Pasqua di Risurrezione
Cattedrale di S. Pietro
27 marzo 2005


1. "Ma l’angelo disse alle donne: non abbiate paura, voi. So che cercate Gesù il Crocefisso. Non è qui. È risorto, come aveva detto". Carissimi fratelli e sorelle, il fatto indicato da queste semplici parole sta all’inizio di tutto il cristianesimo poiché esso costituisce il contenuto centrale della fede cristiana.

Essa infatti è primariamente la pura e semplice certezza di un fatto accaduto: Gesù il Crocefisso "non è qui", cioè non è finito nella corruzione del sepolcro, poiché "è risorto". Ed a sottolineare che si tratta di una risurrezione vera e propria, in senso fisico e non meramente spirituale o metaforico, Pietro ci ha appena detto: "abbiamo mangiato e bevuto con Lui dopo la sua risurrezione dai morti".
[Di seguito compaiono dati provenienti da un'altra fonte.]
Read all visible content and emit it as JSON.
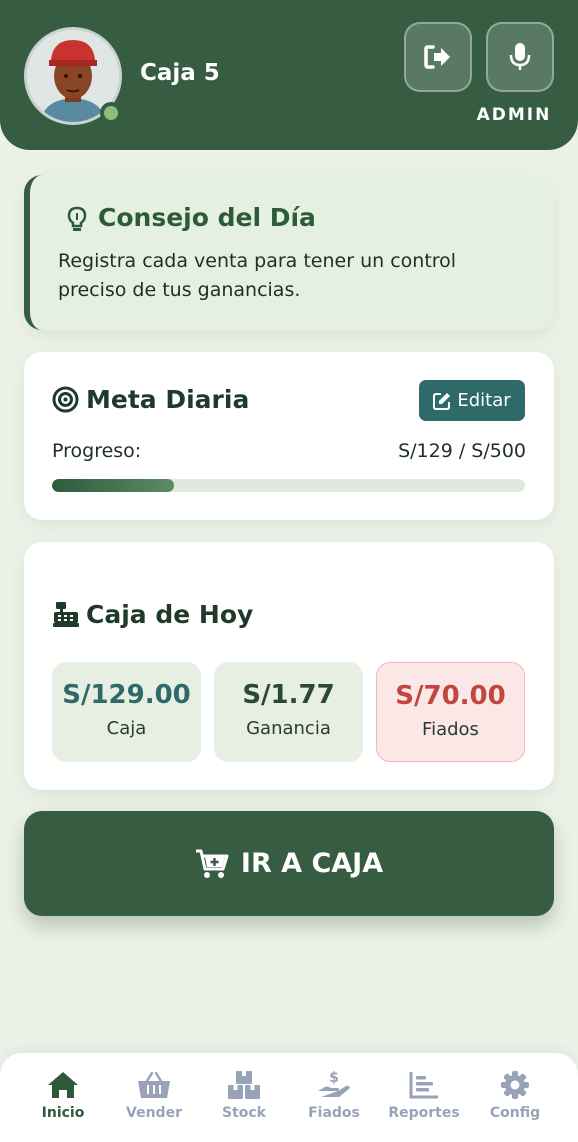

Il contenuto della nostra fede non esige dall’uomo che vi si accosta per la prima volta, di possedere una preparazione culturale ed una geniale intelligenza, non trattandosi di una difficile dottrina filosofica o religiosa da apprendere. Né esige una elevata vita morale, non trattandosi di una proposta etica rigorosa. È la pura e semplice accoglienza di una testimonianza che attesta un fatto accaduto: "e noi siamo testimoni" dice ancora Pietro.
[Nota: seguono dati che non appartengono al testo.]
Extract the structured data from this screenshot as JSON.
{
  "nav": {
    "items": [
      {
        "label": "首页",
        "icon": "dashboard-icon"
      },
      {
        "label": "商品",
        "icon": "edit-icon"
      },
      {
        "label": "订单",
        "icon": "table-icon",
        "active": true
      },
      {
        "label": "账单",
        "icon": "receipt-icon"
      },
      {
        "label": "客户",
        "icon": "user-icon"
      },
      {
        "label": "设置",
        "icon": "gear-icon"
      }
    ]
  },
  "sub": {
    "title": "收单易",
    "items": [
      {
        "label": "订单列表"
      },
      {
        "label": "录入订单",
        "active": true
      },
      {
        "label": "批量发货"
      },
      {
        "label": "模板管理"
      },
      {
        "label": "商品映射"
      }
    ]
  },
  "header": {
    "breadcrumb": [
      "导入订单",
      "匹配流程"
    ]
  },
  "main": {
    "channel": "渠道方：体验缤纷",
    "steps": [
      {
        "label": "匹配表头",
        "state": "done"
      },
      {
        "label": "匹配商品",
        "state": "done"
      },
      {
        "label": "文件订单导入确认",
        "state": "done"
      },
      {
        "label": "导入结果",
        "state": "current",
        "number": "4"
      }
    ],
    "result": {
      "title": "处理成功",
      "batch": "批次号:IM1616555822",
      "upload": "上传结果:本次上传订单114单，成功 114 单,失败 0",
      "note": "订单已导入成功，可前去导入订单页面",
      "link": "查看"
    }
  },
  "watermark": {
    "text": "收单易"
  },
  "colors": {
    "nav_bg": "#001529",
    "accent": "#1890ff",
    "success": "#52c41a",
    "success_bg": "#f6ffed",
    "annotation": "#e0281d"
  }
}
Perché allora, fin dalle prime testimonianza, quella di Pietro e dei discepoli, l’uomo ha cercato di vanificare questo annuncio? Perché ha cercato di ritenerlo una farneticazione di fanatici o una menzogna di ciarlatani? Perché il governatore romano Festo disse a Paolo che gli testimoniava il fatto della risurrezione: "Sei pazzo, Paolo: la troppa scienza ti ha dato al cervello" [At 26,24]?
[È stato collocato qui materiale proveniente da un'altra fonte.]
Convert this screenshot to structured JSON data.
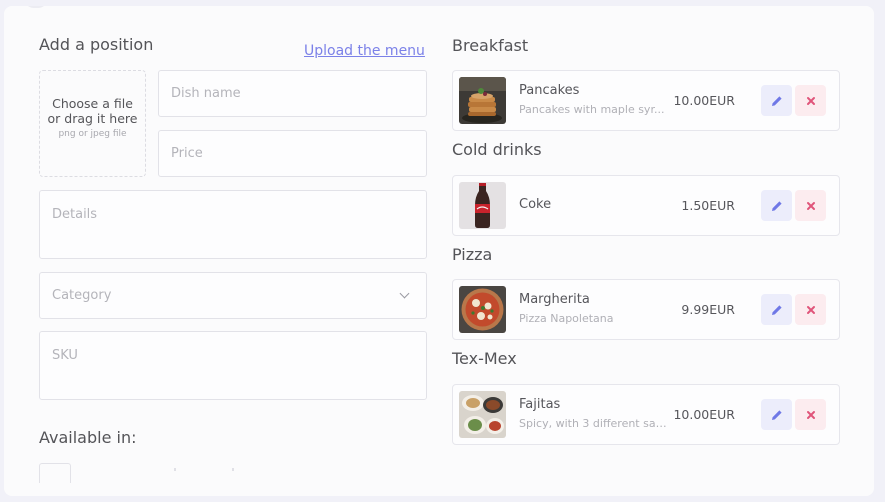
{
  "form": {
    "title": "Add a position",
    "upload_link": "Upload the menu",
    "dropzone": {
      "main": "Choose a file or drag it here",
      "sub": "png or jpeg file"
    },
    "placeholders": {
      "dish_name": "Dish name",
      "price": "Price",
      "details": "Details",
      "category": "Category",
      "sku": "SKU"
    },
    "available_in": "Available in:"
  },
  "menu": [
    {
      "category": "Breakfast",
      "dish": {
        "name": "Pancakes",
        "description": "Pancakes with maple syr...",
        "price": "10.00EUR",
        "image_icon": "pancakes-photo"
      }
    },
    {
      "category": "Cold drinks",
      "dish": {
        "name": "Coke",
        "description": "",
        "price": "1.50EUR",
        "image_icon": "coke-bottle-photo"
      }
    },
    {
      "category": "Pizza",
      "dish": {
        "name": "Margherita",
        "description": "Pizza Napoletana",
        "price": "9.99EUR",
        "image_icon": "pizza-photo"
      }
    },
    {
      "category": "Tex-Mex",
      "dish": {
        "name": "Fajitas",
        "description": "Spicy, with 3 different sau...",
        "price": "10.00EUR",
        "image_icon": "fajitas-photo"
      }
    }
  ],
  "icons": {
    "edit": "pencil-icon",
    "delete": "close-icon",
    "select": "chevron-down-icon"
  },
  "colors": {
    "accent": "#7b81e8",
    "edit_bg": "#ecedfb",
    "delete_bg": "#fcecef",
    "delete_icon": "#e0557a"
  }
}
Perché abita nel cuore di ogni uomo la possibilità, la tentazione della "disperazione per debolezza". Che cosa è la disperazione, carissimi fratelli e sorelle? È che non c’è domani che non sia già prevedibile oggi; che non sia già nella serie indefinita dei giorni della vita. Questa disperazione ha una sorella siamese se così posso dire: la noia. E non per caso si dice: "annoiarsi a morte", poiché l’impossibilità dell’imprevisto è già la morte. Vita mortale si dice quando si parla della nostra vita, senza rendersi conto quale contraddizione in termini è racchiusa in questa definizione della nostra vita. Vita mortale è come dire circolo quadrato.

Questa disperazione non è segno né di malizia né di ostinazione [anche se prima o poi prende queste figure], ma di una profonda debolezza: non ci sono ragioni serie per ritenere che il domani non sia già prevedibile oggi; per non ritenere stoltezza il pensare ad una vita umana non mortale: ad una vita vitale. "Un imprevisto/è la sola speranza. Ma mi dicono/ ch’è stoltezza dirselo", ha scritto un grande poeta del secolo scorso.

Ebbene, la fede cristiana si presenta all’uomo precisamente come ragione incontrovertibile di speranza, in quanto notifica un fatto che ha rotto la serie prevedibile delle giornate, ha spezzato l’eterno e sempre uguale susseguirsi di morte e vita, ha trasformato la vita umana da vita mortale in vita vitale. Ragione incontrovertibile perché non consiste in un’argomentazione alla quale si può contrapporre una contro-argomentazione. Essa consiste in un fatto nei confronti del quale l’uomo può solo decidersi se ritenerlo accaduto, accordando fiducia a chi lo testimonia, oppure non accaduto, ritenendo le testimonianza non degne di fede.

L’apostolo Paolo ci dice tutto questa con mirabile semplicità: "togliete via il lievito vecchio, per essere nuova pasta, poiché siete azzimi. Cristo, nostra Pasqua, è stato immolato".

2. "Cristo, nostra Pasqua": vorrei che faceste molta attenzione a queste parole dell’apostolo. Nostra Pasqua è Cristo: ciò che è accaduto a Cristo, è nostro e ci appartiene.

Che cosa è accaduto a Cristo? In Lui la nostra natura umana, tutto ciò che ci costituisce uomini, è stato radicalmente trasformato poiché Egli Gesù, morto e sepolto, è risorto: colla sua intera umanità è entrato in possesso della stesa vita incorruttibile ed eterna che è propria di Dio stesso.

Ma Egli è la nostra Pasqua. Quanto è accaduto in Lui è destinato ad accadere in ogni uomo. L’apostolo ci ha detto or ora questa certezza in maniera suggestiva. La pasta di cui siamo fatti non è più quella vecchia: siamo impastati di corruzione, di peccato, di noia e di egoismo e quindi non possiamo alla fine andare oltre all’attesa di un sepolcro. Ma se la Pasqua di Cristo diventa la nostra pasqua, diventiamo "pasta nuova", che non può conoscere come suo destino ultimo la corruzione del sepolcro. Il limite, anche quello estremo che è la morte, è stato vinto da Cristo che ci dona di partecipare a questa vittoria.

Ad ogni uomo perciò, di qualunque popolo, razza, e nazione, la Chiesa oggi dice che ha ragione di sperare, poiché non esiste nulla di più sicuro al mondo di questo fatto: Egli è risorto, come aveva detto.

Ha ragione di sperare perché quando la Pasqua di Cristo diventa la nostra Pasqua, siamo rinnovati alla radice stessa del nostro essere; nella nostra libertà.

E così questa speranza, la speranza che fiorisce dal sepolcro del Risorto, diventa nell’uomo che crede in Cristo fattore di creatività. Nasce un nuovo modo di sposarsi e di vivere l’amore fra l’uomo e la donna; l’uomo diventa consapevole della dignità del suo lavoro; nuove e più consistenti relazioni con gli altri diventano possibili; nella coscienza del singolo fiorisce il riconoscimento di un bene comune che ci appartiene come popolo. La vittoria di Cristo risorto sulla morte è il popolo cristiano. La fede nel Risorto genera un uomo nuovo e quindi un vera cultura e vere comunità umane.

Poiché Cristo "morendo ha distrutto la morte e risorgendo ha ridato a noi la vita": se uno è in Cristo risorto, è una nuova creatura.